12.2 Directional Slope
Before we write down a definition of directional slope, let's get some intuition by looking at a contour map. To visualize a directional slope, we'll need both a point and a vector.
We've drawn in two vectors \( v \) and \( w \) at the point \( p \). Let's think about what the slope looks like as we leave \( p \) in traveling in either of these directions.
The direction given by \( v \).
Imagine standing at the point \( p \), ready to embark on a hike in the direction given by the vector \( v \). Our height is two, and our height will increase as we begin to hike. Traveling in this direction, we'll be walking uphill. We should expect the directional slope to be positive.
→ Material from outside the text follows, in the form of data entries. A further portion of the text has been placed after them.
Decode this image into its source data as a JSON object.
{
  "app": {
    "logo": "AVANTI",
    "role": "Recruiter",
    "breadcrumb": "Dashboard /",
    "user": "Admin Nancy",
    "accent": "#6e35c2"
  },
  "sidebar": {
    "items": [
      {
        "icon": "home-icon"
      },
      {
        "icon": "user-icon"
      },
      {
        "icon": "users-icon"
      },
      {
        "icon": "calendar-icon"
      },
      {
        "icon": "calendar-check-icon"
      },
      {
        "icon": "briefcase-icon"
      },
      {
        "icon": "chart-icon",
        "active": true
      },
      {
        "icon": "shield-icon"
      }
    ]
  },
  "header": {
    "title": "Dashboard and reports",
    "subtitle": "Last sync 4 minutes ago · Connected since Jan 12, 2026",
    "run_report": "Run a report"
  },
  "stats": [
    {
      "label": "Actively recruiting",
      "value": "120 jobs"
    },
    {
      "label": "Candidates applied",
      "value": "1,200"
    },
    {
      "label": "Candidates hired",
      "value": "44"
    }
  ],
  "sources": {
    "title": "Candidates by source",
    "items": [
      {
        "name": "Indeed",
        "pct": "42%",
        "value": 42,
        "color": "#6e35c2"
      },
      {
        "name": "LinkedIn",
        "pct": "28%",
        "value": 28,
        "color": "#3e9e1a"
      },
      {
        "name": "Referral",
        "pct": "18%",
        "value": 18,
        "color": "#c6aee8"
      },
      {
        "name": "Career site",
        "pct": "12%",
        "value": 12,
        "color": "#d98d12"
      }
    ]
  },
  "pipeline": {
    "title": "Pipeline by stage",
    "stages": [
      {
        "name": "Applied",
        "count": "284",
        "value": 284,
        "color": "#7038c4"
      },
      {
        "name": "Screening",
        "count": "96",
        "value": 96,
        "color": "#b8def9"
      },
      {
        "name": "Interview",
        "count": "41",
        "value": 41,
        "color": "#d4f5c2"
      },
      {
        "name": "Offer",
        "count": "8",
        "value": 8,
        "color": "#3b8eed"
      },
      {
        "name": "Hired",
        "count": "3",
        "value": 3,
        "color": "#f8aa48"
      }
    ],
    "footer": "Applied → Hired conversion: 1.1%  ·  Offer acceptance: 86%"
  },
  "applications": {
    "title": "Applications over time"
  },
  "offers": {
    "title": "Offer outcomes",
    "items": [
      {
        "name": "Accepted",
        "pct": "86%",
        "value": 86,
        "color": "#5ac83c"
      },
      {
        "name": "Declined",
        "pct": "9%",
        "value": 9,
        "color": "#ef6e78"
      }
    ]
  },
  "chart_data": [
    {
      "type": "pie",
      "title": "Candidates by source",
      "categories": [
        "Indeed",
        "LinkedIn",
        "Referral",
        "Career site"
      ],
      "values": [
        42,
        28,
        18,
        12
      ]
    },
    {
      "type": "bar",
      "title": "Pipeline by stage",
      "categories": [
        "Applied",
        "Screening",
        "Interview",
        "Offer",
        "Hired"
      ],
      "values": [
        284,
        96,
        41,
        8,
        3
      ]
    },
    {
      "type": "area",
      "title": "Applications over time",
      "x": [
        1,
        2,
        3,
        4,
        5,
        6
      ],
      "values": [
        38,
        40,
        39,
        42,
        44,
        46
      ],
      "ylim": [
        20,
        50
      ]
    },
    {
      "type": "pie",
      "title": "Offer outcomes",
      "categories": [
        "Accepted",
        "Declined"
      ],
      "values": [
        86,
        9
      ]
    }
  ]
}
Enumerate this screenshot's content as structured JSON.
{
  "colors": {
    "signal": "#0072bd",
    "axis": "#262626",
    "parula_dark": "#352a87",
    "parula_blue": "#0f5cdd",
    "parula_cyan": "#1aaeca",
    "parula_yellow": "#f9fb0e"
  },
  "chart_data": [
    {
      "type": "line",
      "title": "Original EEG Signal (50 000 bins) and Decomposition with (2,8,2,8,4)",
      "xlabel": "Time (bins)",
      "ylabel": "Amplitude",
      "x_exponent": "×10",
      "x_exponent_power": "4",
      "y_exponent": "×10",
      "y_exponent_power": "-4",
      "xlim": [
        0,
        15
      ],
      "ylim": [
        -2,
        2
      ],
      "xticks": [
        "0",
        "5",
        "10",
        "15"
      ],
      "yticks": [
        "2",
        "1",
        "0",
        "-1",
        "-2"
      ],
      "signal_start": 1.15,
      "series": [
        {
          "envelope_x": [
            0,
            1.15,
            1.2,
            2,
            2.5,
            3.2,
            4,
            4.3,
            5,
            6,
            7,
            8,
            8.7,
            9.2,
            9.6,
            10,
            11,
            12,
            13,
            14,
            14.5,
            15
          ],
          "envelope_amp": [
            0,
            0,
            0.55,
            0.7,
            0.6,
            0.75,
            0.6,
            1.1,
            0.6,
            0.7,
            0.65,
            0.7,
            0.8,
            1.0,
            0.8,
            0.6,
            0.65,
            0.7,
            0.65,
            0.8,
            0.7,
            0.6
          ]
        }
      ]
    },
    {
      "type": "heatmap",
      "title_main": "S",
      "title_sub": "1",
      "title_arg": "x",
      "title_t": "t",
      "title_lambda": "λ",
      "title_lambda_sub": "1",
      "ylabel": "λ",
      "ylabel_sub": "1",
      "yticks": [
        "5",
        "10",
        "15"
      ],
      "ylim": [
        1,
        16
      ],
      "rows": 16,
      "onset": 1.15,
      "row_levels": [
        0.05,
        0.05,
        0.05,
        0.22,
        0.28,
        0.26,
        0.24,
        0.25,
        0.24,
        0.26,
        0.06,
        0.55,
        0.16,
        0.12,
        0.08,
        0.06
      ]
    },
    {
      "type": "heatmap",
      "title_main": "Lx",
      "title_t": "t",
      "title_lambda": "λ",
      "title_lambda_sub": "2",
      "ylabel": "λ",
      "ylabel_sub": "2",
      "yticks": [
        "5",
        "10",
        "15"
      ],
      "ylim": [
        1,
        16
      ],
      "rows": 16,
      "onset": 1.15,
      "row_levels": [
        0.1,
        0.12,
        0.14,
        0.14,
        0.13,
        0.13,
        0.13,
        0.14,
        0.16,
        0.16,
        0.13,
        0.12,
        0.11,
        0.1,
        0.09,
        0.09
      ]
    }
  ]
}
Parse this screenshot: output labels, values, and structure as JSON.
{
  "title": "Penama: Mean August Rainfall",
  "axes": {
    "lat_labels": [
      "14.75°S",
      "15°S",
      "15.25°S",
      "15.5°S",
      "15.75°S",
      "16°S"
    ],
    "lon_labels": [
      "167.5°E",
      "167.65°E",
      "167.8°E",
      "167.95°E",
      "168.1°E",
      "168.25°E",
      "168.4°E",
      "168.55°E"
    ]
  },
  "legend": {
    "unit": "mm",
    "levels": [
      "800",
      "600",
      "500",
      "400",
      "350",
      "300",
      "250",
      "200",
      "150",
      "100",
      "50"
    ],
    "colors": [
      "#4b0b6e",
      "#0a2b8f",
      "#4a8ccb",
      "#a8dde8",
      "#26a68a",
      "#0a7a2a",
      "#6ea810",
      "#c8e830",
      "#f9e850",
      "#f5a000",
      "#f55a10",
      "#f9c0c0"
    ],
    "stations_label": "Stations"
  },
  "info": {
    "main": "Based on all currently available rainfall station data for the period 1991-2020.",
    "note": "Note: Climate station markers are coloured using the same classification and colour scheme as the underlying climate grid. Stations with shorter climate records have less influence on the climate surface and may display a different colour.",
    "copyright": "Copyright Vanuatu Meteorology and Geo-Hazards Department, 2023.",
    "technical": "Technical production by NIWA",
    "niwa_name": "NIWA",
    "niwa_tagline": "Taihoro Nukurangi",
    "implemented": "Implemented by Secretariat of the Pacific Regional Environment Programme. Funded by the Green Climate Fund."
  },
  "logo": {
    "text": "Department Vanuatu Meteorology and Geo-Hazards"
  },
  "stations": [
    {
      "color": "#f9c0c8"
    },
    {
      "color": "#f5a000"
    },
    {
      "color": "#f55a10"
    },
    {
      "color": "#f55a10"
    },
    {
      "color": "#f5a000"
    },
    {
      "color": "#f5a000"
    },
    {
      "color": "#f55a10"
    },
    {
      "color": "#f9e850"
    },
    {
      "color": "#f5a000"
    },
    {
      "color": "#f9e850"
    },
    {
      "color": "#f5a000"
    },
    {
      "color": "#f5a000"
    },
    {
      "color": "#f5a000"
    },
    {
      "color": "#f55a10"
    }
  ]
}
The direction given by \( w \).
Now let's imagine that we instead leave \( p \) going in the direction given by the vector \( w \). Although we'll reach larger \( z \)-values if we hike long enough, our hike begins by heading downhill. Directional slopes will only care about what happens near \( p \), so we should expect this directional slope to be negative.
Definition.
Suppose \( z \depends (x, y) \) is a function and \( v : \Vector_{(x, y)} \) is a non-zero vector, \( v \neq 0 \). The slope in the direction given by \( v \) is the number
\[
\begin{align}
\operatorname{\overset{\mathit{v}}{\directional}} z &: \Number
\\
\operatorname{\overset{\mathit{v}}{\directional}} z &= \frac{\bigl\langle{\bar{\diff} z}\mathbin{\big|}{v}\bigr\rangle}{\magnitude v}.
\end{align}
\]
If \( v \) happens to be a unit vector, then the formula for the directional slope becomes that much simpler:
\[
\begin{align}
\operatorname{\overset{\mathit{v}}{\directional}} z &= \bigl\langle{\bar{\diff} z}\mathbin{\big|}{v}\bigr\rangle.
\end{align}
\]
We just measure \( v \) with the differential.
Example.
Let's look at some directional slopes for the parabolic saddle,
\[
\begin{align}
z &\depends (x, y)
\\
z &= x^2 - y^2,
\end{align}
\]
at the point \( p = (1, 1) \). We can calculate the differential as
\[
\begin{align}
\bar{\diff} z &= 2 x \mult \bar{\standard}_{x} - 2 y \mult \bar{\standard}_{y}
\end{align}
\]
and by localizing at our point, we find the ruler
\[
\begin{align}
\bar{\diff} z &= 2 \mult \bar{\standard}_{x} - 2 \mult \bar{\standard}_{y}.
\end{align}
\]
Let's find the directional slopes for the vectors \( v = \vec{\standard}_{x} - \vec{\standard}_{y} \) and \( w = \vec{\standard}_{x} + \vec{\standard}_{y} \). These are not unit vectors, so we'll work from the definition.
\[
\begin{align}
\operatorname{\overset{\mathit{v}}{\directional}} z &= \frac{\bigl\langle{\bar{\diff} z}\mathbin{\big|}{v}\bigr\rangle}{\magnitude v} = \frac{\bigl\langle{2 \mult \bar{\standard}_{x} - 2 \mult \bar{\standard}_{y}}\mathbin{\big|}{\vec{\standard}_{x} - \vec{\standard}_{y}}\bigr\rangle}{\sqrt[2]{2}} = \frac{4}{\sqrt[2]{2}}
\\
\operatorname{\overset{\mathit{w}}{\directional}} z &= \frac{\bigl\langle{\bar{\diff} z}\mathbin{\big|}{w}\bigr\rangle}{\magnitude w} = \frac{\bigl\langle{2 \mult \bar{\standard}_{x} - 2 \mult \bar{\standard}_{y}}\mathbin{\big|}{\vec{\standard}_{x} + \vec{\standard}_{y}}\bigr\rangle}{\sqrt[2]{2}} = 0
\end{align}
\]
If we leave our point \( p \) traveling in the direction given by \( v \), we'll be heading uphill at a slope of \( 4 / \sqrt[2]{2} \). If we instead travel in the direction of \( w \), we'll find a slope of zero.
By looking at directional slopes for the standard directions, \( \vec{\standard}_{x} \) and \( \vec{\standard}_{y} \), we'll recover the \( x \)-slope and the \( y \)-slope.
\[
\begin{align}
\operatorname{\overset{\mathit{\vec{\standard}_{x}}}{\directional}} z &= \operatorname{\overset{\mathit{x}}{\slope}} z
&
&\andSpaced
&
\operatorname{\overset{\mathit{\vec{\standard}_{y}}}{\directional}} z &= \operatorname{\overset{\mathit{y}}{\slope}} z
\end{align}
\]
So directional slopes generalize the slopes we defined as partials!